It’s obvious that United has deeply ingrained trust issues. Company leaders don’t trust their customers or employees to make good decisions, which is why the airline’s policies are so rigid. The less trust a company has in its customers and employees, the more likely it is to implement strict policies regarding everything from baggage fees to overbooked flights. But the more stringent United becomes, the more likely it is to repeat the Dao disaster.
United’s customer service catastrophe can’t be undone, but it provides a springboard to discuss how other companies can avoid similar situations. In reality, unhappy customers are your most important customers.
The Power of Hate
For every customer who complains, there are 19 others who will never say a word — they’ll simply stop being customers. While only 5 percent of these unhappy folks complain, there is no such thing as an isolated incident. It’s also the reason to show your haters some love instead of turning your back and fueling a potential firestorm.
Answering complaints — whether it’s online or offline — builds customer advocacy. In turn, it boosts the chance that haters will become referral sources. I worked with Edison Research to survey 2,000 consumers about complaints while writing my book “Hug Your Haters.” Our research found that companies that reply to complaints on social media increase customer advocacy by 20 percent.
Of course, you need to care what people are saying before you ever start on the path to incredible (or even adequate) customer service. Each complaint is a chance to improve processes and gather deeper insights into your operations. Your haters are your eyes and ears “on the ground.” So why would you reject suggestions that could help differentiate your organization from competitors?
Considering the increasing importance of customer service — think of it as the new marketing — business leaders need to develop a thick skin and learn to embrace criticism. After all, the only way to improve is by recognizing your shortcomings.

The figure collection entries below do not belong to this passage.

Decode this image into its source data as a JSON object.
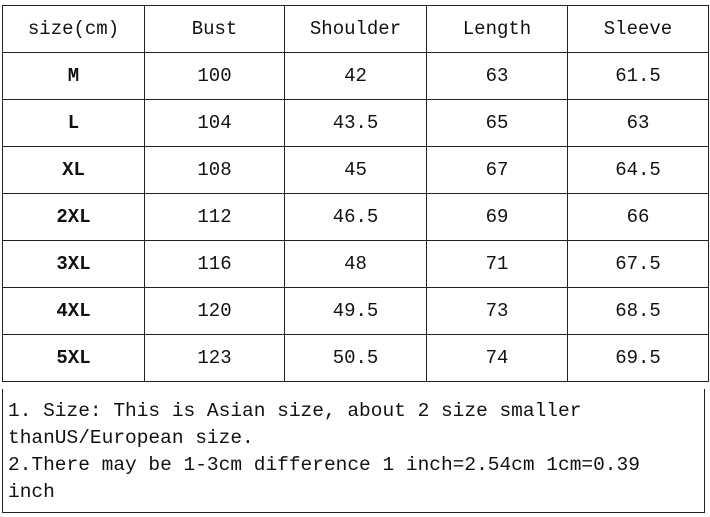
{
  "table": {
    "headers": [
      "size(cm)",
      "Bust",
      "Shoulder",
      "Length",
      "Sleeve"
    ],
    "rows": [
      [
        "M",
        "100",
        "42",
        "63",
        "61.5"
      ],
      [
        "L",
        "104",
        "43.5",
        "65",
        "63"
      ],
      [
        "XL",
        "108",
        "45",
        "67",
        "64.5"
      ],
      [
        "2XL",
        "112",
        "46.5",
        "69",
        "66"
      ],
      [
        "3XL",
        "116",
        "48",
        "71",
        "67.5"
      ],
      [
        "4XL",
        "120",
        "49.5",
        "73",
        "68.5"
      ],
      [
        "5XL",
        "123",
        "50.5",
        "74",
        "69.5"
      ]
    ]
  },
  "notes": [
    "1. Size: This is Asian size, about 2 size smaller thanUS/European size.",
    "2.There may be 1-3cm difference 1 inch=2.54cm 1cm=0.39 inch"
  ]
}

1. Learn to love complaints.
Instead of viewing crabby customers as thorns in your side, see them as future loyal patrons. Unhappy customers are ready to become happy as soon as you stop marginalizing them.
The traditional school of thought is to replace your haters with new customers, but that’s a costly proposition. Numerous studies have yielded different results, but it’s roughly five times more expensive to recruit new customers than it is to retain existing users. More importantly, research by Bain & Company shows a 5 percent increase in customer retention can boost profits by 25 percent or more.
While the number and tenor of complaints might feel overwhelming at first, even major corporations can benefit from listening to upset customers.
For example, Apple CEO Tim Cook received a concerned email in 2015 from a passionate customer about the launch of the Apple Watch. It would have been easy for Cook to dismiss the email as the ranting of a fan with insane expectations, but he instead asked a member of Apple’s executive team to call the customer and discuss his concerns. The Apple enthusiast posted a buzzworthy message about the exchange on the MacRumors online message forum, which set off a chain reaction of adoration for the technology company. One phone call (or email, tweet, or instant message) is all it takes to turn a dismayed customer into an ardent supporter.
2. Put yourself in their shoes.
Empathy is a rare commodity in the business realm — that’s what makes it so powerful. Most companies ignore complaints and dismiss negative feedback. They forget that no response is a response: You’re telling customers that you don’t care about their problems enough to even acknowledge them.
If you’re not empathizing with customers, you’re certainly not winning advocates. Let complainers know that you’ve heard what they’re saying, and offer a simple “I’m sorry” when they need to hear it. Those two words can go a long way. Most upset customers won’t rant forever, and you’ll win people over by listening to their concerns and trying to understand their situation.
Sarah Maloy, former head of content marketing at Shutterstock, let empathy drive the personality of Shutterstock’s brand. Instead of having customer service representatives read from standard scripts, Maloy encouraged them to use honest, empathetic language. Don’t foster a customer service environment of groveling and capitulating, but show customers the kindness and respect they deserve.
3. Stay in the public eye.
Customers who criticize you publicly deserve public responses. Otherwise, their followers and readers will never realize that you cared. By handling the matter in private, you’re basically squandering the ability to showcase your stellar customer service. It’s fine to shift over to a private platform after the first response, but begin the conversation in the same channel where it started.
Your aim should be demonstrating your corporate values, beliefs, and even-handed temperament with rapid and public responses to criticism. Who knows? You might wind up with a swarm of supporters like Erin Pepper did when she worked at Le Pain Quotidien, an international chain of bakeries and cafes. She publicly acknowledged every complaining customer, and then she suggested they become secret shoppers in exchange for gift cards. Those customers who accepted Pepper’s offer gave her incredible insight into what was happening at Le Pain Quotidien locations at a relatively low cost.
The customer service fiasco involving United Airlines benefited at least one sector: the companies peddling antacids to stressed-out airline executives. Even if United fails to learn from this painful scenario, at least we can avoid stepping in a similar mess.
Stop gushing about your customer service because it's probably not as good as you think it is. A study from Bain & Company found that 80 percent of companies believe they already offer "superior" customer service; only 8 percent of their customers agree.
Listen to complaints, empathize with your biggest detractors, and stay in the public eye (provided the criticism originated in a public forum). Ditch the hot air, embrace your haters, and enjoy a groundswell of support from an army of new advocates.